JOHN NATHAN
Harold Pinter Theatre
DON’T GET me wrong, I’m a fan of Harold Pinter. He wrote some of the finest dramas of the last century and in this ambitious season of the Nobel Laureate’s lesser known, one-act plays, sketches and poems there are real gems. The third and fourth sections of Jamie Lloyd’s starry season, performed on separate evenings, opens with a two-hander called Landscape (1969) in which Tamsin Greig plays a woman who escapes an abusive relationship (with Keith Allen’s Duff) by immersing herself in the memories of a happier past. It’s a beautifully performed piece that allows the circumstances of the couple to gracefully, if tragically, emerge.
Yet there are duds. In the tongue-in-cheek Special Offer (1959) Meera Syal as a secretary considers an offer to sexually exploit men.
The sketch may have been relatively enlightened for the time, but the knowing wink with which it ends is an embarrassingly hoary old payoff.
Granted, the sketches are coming thick and fast by now and if you don’t like one it’s not long to wait for the next. That’s All (1959) a duologue featuring two gossipy women presages Les Dawson and Roy Baraclough’s sketches in drag. Here a bewigged Allen and Lee Evans play Mrs A and B. It would have been tediously has-been were it not for the decision to add a third silent woman (Tom Edden) which allows Evans to riff with a series of increasingly wary double-takes at Edden’s deadpan woman in the way that only Evans can.

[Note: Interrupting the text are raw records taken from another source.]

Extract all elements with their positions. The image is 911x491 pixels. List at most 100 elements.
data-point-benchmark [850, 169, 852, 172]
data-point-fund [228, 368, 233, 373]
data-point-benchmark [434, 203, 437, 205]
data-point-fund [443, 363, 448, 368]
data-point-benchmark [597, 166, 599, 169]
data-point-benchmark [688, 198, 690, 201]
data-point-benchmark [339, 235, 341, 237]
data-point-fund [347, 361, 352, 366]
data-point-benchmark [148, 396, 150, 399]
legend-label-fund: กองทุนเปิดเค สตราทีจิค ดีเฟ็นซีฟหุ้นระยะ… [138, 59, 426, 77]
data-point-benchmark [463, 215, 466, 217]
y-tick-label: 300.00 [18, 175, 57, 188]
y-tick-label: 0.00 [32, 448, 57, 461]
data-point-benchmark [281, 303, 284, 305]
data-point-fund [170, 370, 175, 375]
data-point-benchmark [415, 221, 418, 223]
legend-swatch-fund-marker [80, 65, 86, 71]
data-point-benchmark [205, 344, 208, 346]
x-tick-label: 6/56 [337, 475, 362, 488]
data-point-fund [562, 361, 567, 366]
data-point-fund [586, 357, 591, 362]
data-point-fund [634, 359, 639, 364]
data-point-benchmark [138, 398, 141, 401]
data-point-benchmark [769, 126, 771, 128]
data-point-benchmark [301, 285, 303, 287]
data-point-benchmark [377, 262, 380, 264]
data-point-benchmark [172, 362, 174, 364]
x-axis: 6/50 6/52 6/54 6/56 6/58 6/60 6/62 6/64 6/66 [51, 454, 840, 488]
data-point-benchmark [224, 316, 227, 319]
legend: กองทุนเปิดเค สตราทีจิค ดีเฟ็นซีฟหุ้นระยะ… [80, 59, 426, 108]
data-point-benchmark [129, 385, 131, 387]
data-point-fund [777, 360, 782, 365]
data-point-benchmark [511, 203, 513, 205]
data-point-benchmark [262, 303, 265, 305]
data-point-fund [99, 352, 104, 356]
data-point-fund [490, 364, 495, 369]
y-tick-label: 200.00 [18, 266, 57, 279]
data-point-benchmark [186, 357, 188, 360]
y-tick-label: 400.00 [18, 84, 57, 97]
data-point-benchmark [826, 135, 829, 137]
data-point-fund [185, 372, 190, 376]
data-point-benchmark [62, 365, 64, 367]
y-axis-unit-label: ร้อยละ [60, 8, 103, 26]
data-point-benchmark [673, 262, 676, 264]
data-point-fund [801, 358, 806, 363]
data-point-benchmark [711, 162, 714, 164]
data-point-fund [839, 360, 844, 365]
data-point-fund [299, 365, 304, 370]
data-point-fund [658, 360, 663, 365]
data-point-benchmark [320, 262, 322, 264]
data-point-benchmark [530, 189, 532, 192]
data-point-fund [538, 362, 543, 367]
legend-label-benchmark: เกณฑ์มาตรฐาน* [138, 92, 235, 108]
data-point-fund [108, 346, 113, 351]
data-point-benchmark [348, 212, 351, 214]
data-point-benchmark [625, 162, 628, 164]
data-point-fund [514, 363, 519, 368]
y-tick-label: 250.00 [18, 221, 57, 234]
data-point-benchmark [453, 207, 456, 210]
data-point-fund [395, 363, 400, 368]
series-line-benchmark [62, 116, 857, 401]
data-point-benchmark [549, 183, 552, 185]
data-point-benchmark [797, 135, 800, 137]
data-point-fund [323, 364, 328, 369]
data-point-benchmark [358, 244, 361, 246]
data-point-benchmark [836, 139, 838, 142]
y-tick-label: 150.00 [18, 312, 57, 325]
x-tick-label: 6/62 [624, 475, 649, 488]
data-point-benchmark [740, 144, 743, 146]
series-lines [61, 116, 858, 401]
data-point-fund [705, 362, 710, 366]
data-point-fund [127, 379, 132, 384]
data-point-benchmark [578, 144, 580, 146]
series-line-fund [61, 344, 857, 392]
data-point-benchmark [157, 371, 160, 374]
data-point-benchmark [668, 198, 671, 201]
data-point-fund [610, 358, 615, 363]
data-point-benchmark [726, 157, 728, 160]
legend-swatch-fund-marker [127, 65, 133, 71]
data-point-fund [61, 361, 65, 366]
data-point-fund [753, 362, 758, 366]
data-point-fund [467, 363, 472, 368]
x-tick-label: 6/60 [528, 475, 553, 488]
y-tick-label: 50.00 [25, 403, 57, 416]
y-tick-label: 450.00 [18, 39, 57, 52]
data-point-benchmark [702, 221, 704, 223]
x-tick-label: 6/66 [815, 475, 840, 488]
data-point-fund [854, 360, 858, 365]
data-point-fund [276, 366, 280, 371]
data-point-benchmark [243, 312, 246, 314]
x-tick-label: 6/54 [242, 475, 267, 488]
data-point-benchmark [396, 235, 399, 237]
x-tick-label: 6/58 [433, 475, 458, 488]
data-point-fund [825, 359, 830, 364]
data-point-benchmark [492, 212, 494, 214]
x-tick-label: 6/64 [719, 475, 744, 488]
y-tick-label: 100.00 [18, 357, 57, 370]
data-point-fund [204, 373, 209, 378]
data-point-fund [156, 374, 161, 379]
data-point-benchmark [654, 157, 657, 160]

The comedian — a much underused acting talent — provides the antidote to much of Pinter’s leaden irony here. In Trouble in the Works (1959) he plays a union steward much like Peter
Sellers’s in the film
I’m All Right Jack (also
1959). Meanwhile, in Monologue
(1973), Evans superbly conveys the involuntary solitude of a man who directs his conversation to a past friend at an empty chair. Collectively, some of these works reveal little-seen facets of the man whose best works are masterpieces. And granted, there is an undoubted value for Pinter aficionados here. For example, the misremembering middle-aged couple in Night (1969) reveals a surprisingly romantic side. But the case for reviving Night School (1979) about the homecoming of a small-time crook who is released from prison and finds that his mum and aunt (Brid Brennan and Janie Dee) have rented his room out to a young woman, is hardly convincing. And even the unrelentingly bleak A Kind of Alaska in which Greig plays a woman whose mind has been buried alive in a coma — a piece that was inspired by Oliver Sacks’s book Awakenings — is unremittingly bleak. It’s as if the cult of admiration that has grown around Pinter is incapable of being discerning about his work. Though written in his late middle-age, much of the political stuff revived in the first two sections of the season amounts to little more than adolescent agitprop. The sense is that if Pinter had written the weather forecast it would have got an airing here.